The plot and players are familiar by now: a species on the verge of extinction and a swelling human population seemingly intent on pushing it over the edge, plus the ever-looming climate catastrophe that ratchets up the stakes in all wildlife protection narratives.

But in the case of the California condor — North America’s largest flying bird — those elements add up to something very different: good news.

In 1982, when just 22 California condors were left in the world and the species’ obituary was being written in advance, scientists captured the remaining population to breed the scavenger birds in captivity. Nearly four decades later, a consortium of government agencies and nonprofit groups announced a miraculous milestone: 1,000 California condor chicks hatched since the official rescue program began.

The 1,000th chick hatched at Zion National Park in Utah, probably in May. Officials confirmed its survival earlier this month, inspiring a symbolic cheer at a time when experts say Earth is experiencing its sixth mass extinction of plants and animals, the worst since dinosaurs died off 65 million years ago.

“We don’t celebrate the successes enough to remember what that feels like and get reinvigorated,” Chris Parish, director of conservation at the Peregrine Fund, a partner in the recovery program, told The Washington Post. “We’ve put a lot of effort into this. A lot of dollars, a lot of years of research. We are closer to recovery, and our ultimate goal is a self-sustaining population.”

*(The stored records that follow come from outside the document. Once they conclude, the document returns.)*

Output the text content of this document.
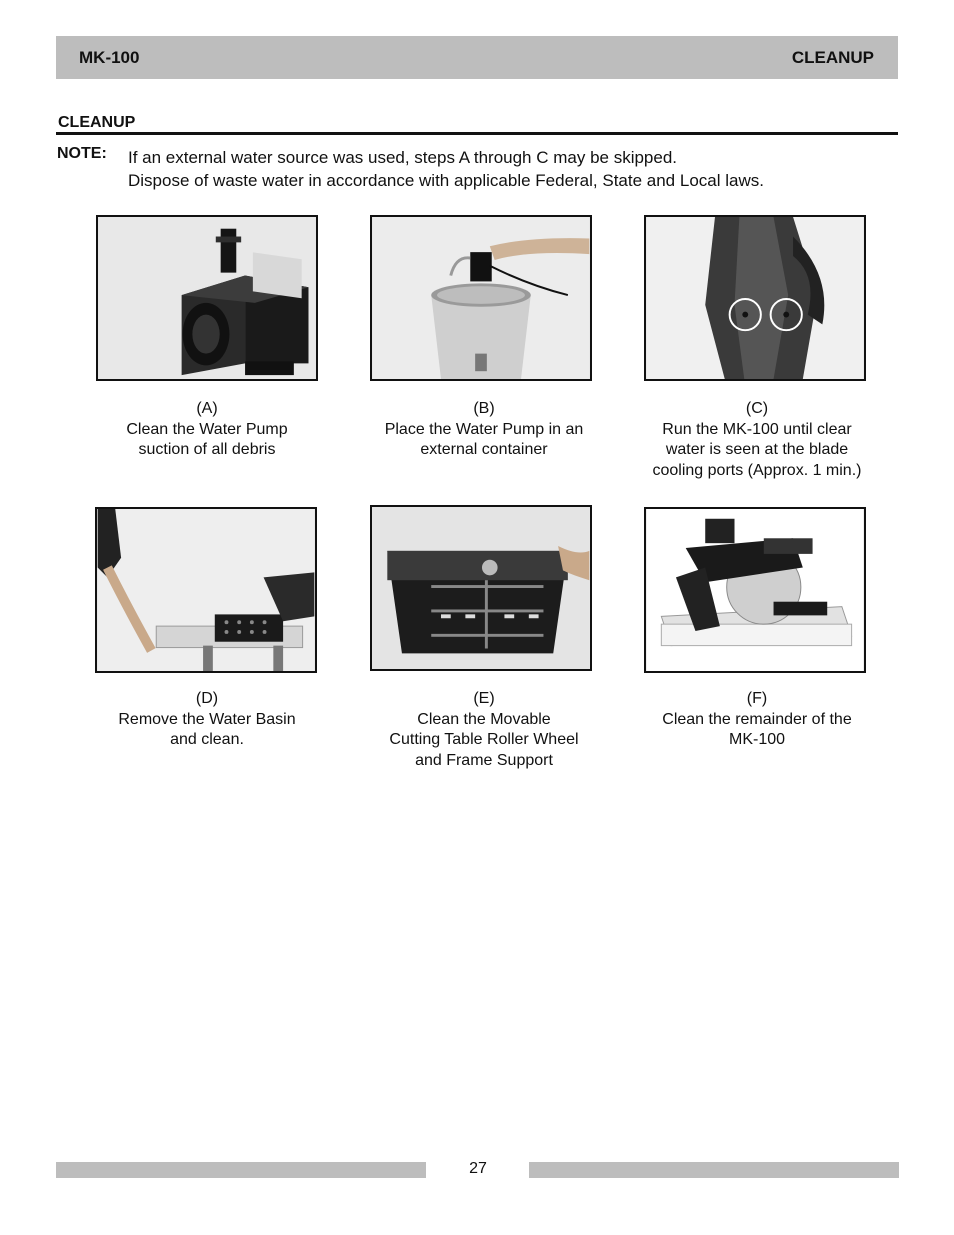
MK-100	CLEANUP
CLEANUP
NOTE: If an external water source was used, steps A through C may be skipped.
Dispose of waste water in accordance with applicable Federal, State and Local laws.
(A)
Clean the Water Pump
suction of all debris
(B)
Place the Water Pump in an
external container
(C)
Run the MK-100 until clear
water is seen at the blade
cooling ports (Approx. 1 min.)
(D)
Remove the Water Basin
and clean.
(E)
Clean the Movable
Cutting Table Roller Wheel
and Frame Support
(F)
Clean the remainder of the
MK-100
27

Forty thousand years ago, condors prowled skies across North America, their nearly 10-foot wingspans cutting an impressive figure wherever the trail of mammoth and saber-toothed cat carcasses led them. Considered sacred by many Native American tribes in the west, the number of California condors began to dwindle as citizens of a young United States spread across the continent.

Researchers began studying the vultures in earnest in the 1940s and even then, the population was imperiled, Parish said. By the 1980s, with fewer than two dozen remaining, experts began the slow process of capturing, breeding and reintroducing the birds back into the wild.

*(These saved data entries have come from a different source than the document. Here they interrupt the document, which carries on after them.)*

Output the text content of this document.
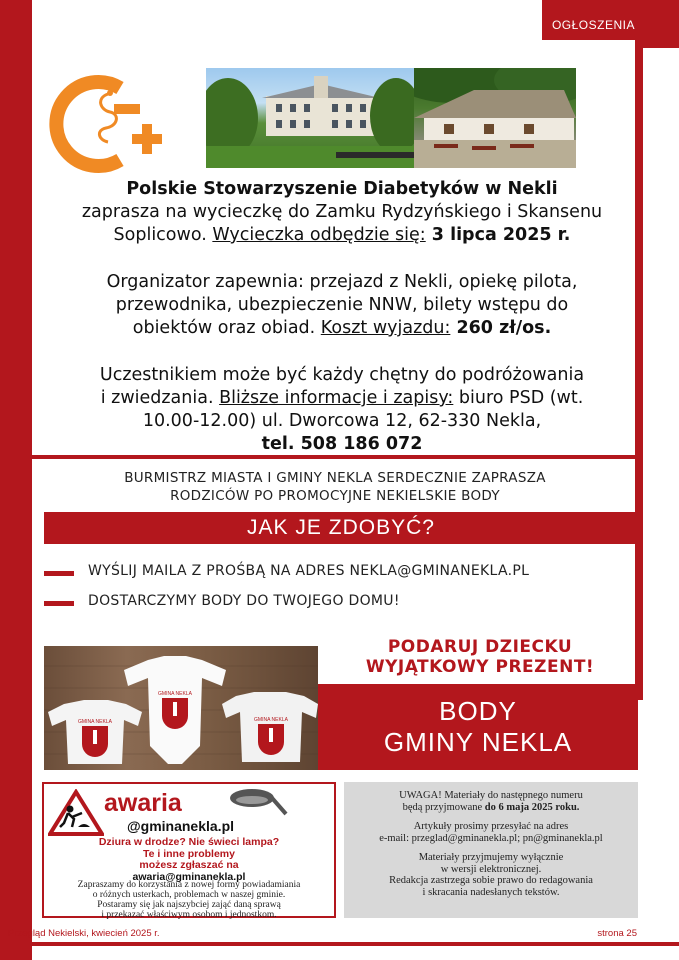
OGŁOSZENIA

Polskie Stowarzyszenie Diabetyków w Nekli

zaprasza na wycieczkę do Zamku Rydzyńskiego i Skansenu

Soplicowo. Wycieczka odbędzie się: 3 lipca 2025 r.

Organizator zapewnia: przejazd z Nekli, opiekę pilota,

przewodnika, ubezpieczenie NNW, bilety wstępu do

obiektów oraz obiad. Koszt wyjazdu: 260 zł/os.

Uczestnikiem może być każdy chętny do podróżowania

i zwiedzania. Bliższe informacje i zapisy: biuro PSD (wt.

10.00-12.00) ul. Dworcowa 12, 62-330 Nekla,

tel. 508 186 072

BURMISTRZ MIASTA I GMINY NEKLA SERDECZNIE ZAPRASZA
RODZICÓW PO PROMOCYJNE NEKIELSKIE BODY
JAK JE ZDOBYĆ?
WYŚLIJ MAILA Z PROŚBĄ NA ADRES NEKLA@GMINANEKLA.PL
DOSTARCZYMY BODY DO TWOJEGO DOMU!
PODARUJ DZIECKU
WYJĄTKOWY PREZENT!
GMINA NEKLA
GMINA NEKLA
GMINA NEKLA	BODY
GMINY NEKLA
awaria
@gminanekla.pl
Dziura w drodze? Nie świeci lampa?
Te i inne problemy
możesz zgłaszać na
awaria@gminanekla.pl
Zapraszamy do korzystania z nowej formy powiadamiania
o różnych usterkach, problemach w naszej gminie.
Postaramy się jak najszybciej zająć daną sprawą
i przekazać właściwym osobom i jednostkom.

UWAGA! Materiały do następnego numeru

będą przyjmowane do 6 maja 2025 roku.

Artykuły prosimy przesyłać na adres

e-mail: przeglad@gminanekla.pl; pn@gminanekla.pl

Materiały przyjmujemy wyłącznie

w wersji elektronicznej.

Redakcja zastrzega sobie prawo do redagowania

i skracania nadesłanych tekstów.

Przegląd Nekielski, kwiecień 2025 r.	strona 25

The population has since grown to more than 500, with over half living outside of captivity. In 2016, the Los Angeles Times reported this progress represented “one of the most dramatic turnarounds ever for a species on the brink of extinction.”

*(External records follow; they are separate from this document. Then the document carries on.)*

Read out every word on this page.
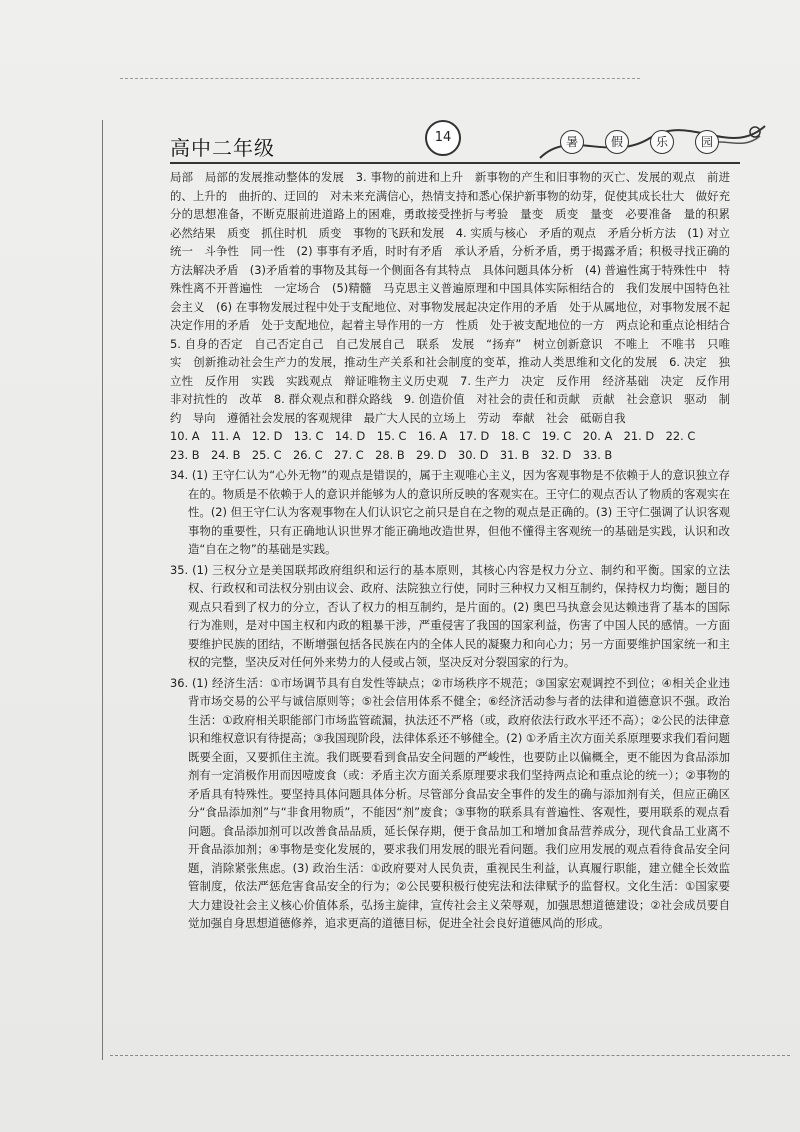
高中二年级	14	暑	假	乐	园

局部　局部的发展推动整体的发展　3. 事物的前进和上升　新事物的产生和旧事物的灭亡、发展的观点　前进的、上升的　曲折的、迂回的　对未来充满信心，热情支持和悉心保护新事物的幼芽，促使其成长壮大　做好充分的思想准备，不断克服前进道路上的困难，勇敢接受挫折与考验　量变　质变　量变　必要准备　量的积累　必然结果　质变　抓住时机　质变　事物的飞跃和发展　4. 实质与核心　矛盾的观点　矛盾分析方法　(1) 对立统一　斗争性　同一性　(2) 事事有矛盾，时时有矛盾　承认矛盾，分析矛盾，勇于揭露矛盾；积极寻找正确的方法解决矛盾　(3)矛盾着的事物及其每一个侧面各有其特点　具体问题具体分析　(4) 普遍性寓于特殊性中　特殊性离不开普遍性　一定场合　(5)精髓　马克思主义普遍原理和中国具体实际相结合的　我们发展中国特色社会主义　(6) 在事物发展过程中处于支配地位、对事物发展起决定作用的矛盾　处于从属地位，对事物发展不起决定作用的矛盾　处于支配地位，起着主导作用的一方　性质　处于被支配地位的一方　两点论和重点论相结合　5. 自身的否定　自己否定自己　自己发展自己　联系　发展　“扬弃”　树立创新意识　不唯上　不唯书　只唯实　创新推动社会生产力的发展，推动生产关系和社会制度的变革，推动人类思维和文化的发展　6. 决定　独立性　反作用　实践　实践观点　辩证唯物主义历史观　7. 生产力　决定　反作用　经济基础　决定　反作用　非对抗性的　改革　8. 群众观点和群众路线　9. 创造价值　对社会的责任和贡献　贡献　社会意识　驱动　制约　导向　遵循社会发展的客观规律　最广大人民的立场上　劳动　奉献　社会　砥砺自我

10. A　11. A　12. D　13. C　14. D　15. C　16. A　17. D　18. C　19. C　20. A　21. D　22. C

23. B　24. B　25. C　26. C　27. C　28. B　29. D　30. D　31. B　32. D　33. B

34. (1) 王守仁认为“心外无物”的观点是错误的，属于主观唯心主义，因为客观事物是不依赖于人的意识独立存在的。物质是不依赖于人的意识并能够为人的意识所反映的客观实在。王守仁的观点否认了物质的客观实在性。(2) 但王守仁认为客观事物在人们认识它之前只是自在之物的观点是正确的。(3) 王守仁强调了认识客观事物的重要性，只有正确地认识世界才能正确地改造世界，但他不懂得主客观统一的基础是实践，认识和改造“自在之物”的基础是实践。

35. (1) 三权分立是美国联邦政府组织和运行的基本原则，其核心内容是权力分立、制约和平衡。国家的立法权、行政权和司法权分别由议会、政府、法院独立行使，同时三种权力又相互制约，保持权力均衡；题目的观点只看到了权力的分立，否认了权力的相互制约，是片面的。(2) 奥巴马执意会见达赖违背了基本的国际行为准则，是对中国主权和内政的粗暴干涉，严重侵害了我国的国家利益，伤害了中国人民的感情。一方面要维护民族的团结，不断增强包括各民族在内的全体人民的凝聚力和向心力；另一方面要维护国家统一和主权的完整，坚决反对任何外来势力的人侵或占领，坚决反对分裂国家的行为。

36. (1) 经济生活：①市场调节具有自发性等缺点；②市场秩序不规范；③国家宏观调控不到位；④相关企业违背市场交易的公平与诚信原则等；⑤社会信用体系不健全；⑥经济活动参与者的法律和道德意识不强。政治生活：①政府相关职能部门市场监管疏漏，执法还不严格（或，政府依法行政水平还不高）；②公民的法律意识和维权意识有待提高；③我国现阶段，法律体系还不够健全。(2) ①矛盾主次方面关系原理要求我们看问题既要全面，又要抓住主流。我们既要看到食品安全问题的严峻性，也要防止以偏概全，更不能因为食品添加剂有一定消极作用而因噎废食（或：矛盾主次方面关系原理要求我们坚持两点论和重点论的统一）；②事物的矛盾具有特殊性。要坚持具体问题具体分析。尽管部分食品安全事件的发生的确与添加剂有关，但应正确区分“食品添加剂”与“非食用物质”，不能因“剂”废食；③事物的联系具有普遍性、客观性，要用联系的观点看问题。食品添加剂可以改善食品品质，延长保存期，便于食品加工和增加食品营养成分，现代食品工业离不开食品添加剂；④事物是变化发展的，要求我们用发展的眼光看问题。我们应用发展的观点看待食品安全问题，消除紧张焦虑。(3) 政治生活：①政府要对人民负责，重视民生利益，认真履行职能，建立健全长效监管制度，依法严惩危害食品安全的行为；②公民要积极行使宪法和法律赋予的监督权。文化生活：①国家要大力建设社会主义核心价值体系，弘扬主旋律，宣传社会主义荣辱观，加强思想道德建设；②社会成员要自觉加强自身思想道德修养，追求更高的道德目标，促进全社会良好道德风尚的形成。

But the species remains critically endangered, and the raptors are now found mainly in California, Arizona, southern Utah and Baja California, Mexico.

Experts have monitored the condors intensively, trying to determine what exactly leads to their demise. It’s not a lack of food, Parish said, and it doesn’t seem to be the always expanding human industrial complex, either, eliminating two of the most common species killers. Instead, scientists have found that the leading cause of California condor mortality — by far — is lead poisoning.

The birds often feast on the carrion of animals shot and left behind by hunters, and they sometimes swallow lead pellets, fragments or whole bullets while picking at the flesh. Scientists understand this relationship, between lead and animals that become part of the food chain, in large part because they were so fastidious in their study of the California condor.

It was among the research that prompted California’s ban on lead ammunition, which took effect this month and prohibits lead ammunition when shooting any wildlife anywhere in the state. But Parish and the North American Non-lead Partnership have avoided advocating bans and are instead pushing for increased education in the hunting community.

Parish pointed to a pilot program in Northern Arizona, where nearly 9 in 10 deer hunters have either switched to non-lead ammunition or agreed to haul away the remains of shot animals. It’s programs like that, he said, that must be expanded if the conservation community wants to continue the condor’s success story.

For Parish, the fight for the California condor is bigger than just the one species.

“It’s not the bird that’s worth it,” he said. “It’s successfully identifying the problem and solutions and acting on those solutions. That’s what we’re going to need. We’re going to need to have confidence in society that we can do it again.”

Because Parish, like most all conservationists, knows that the California condor is far from the final species to teeter on the precipice of extinction.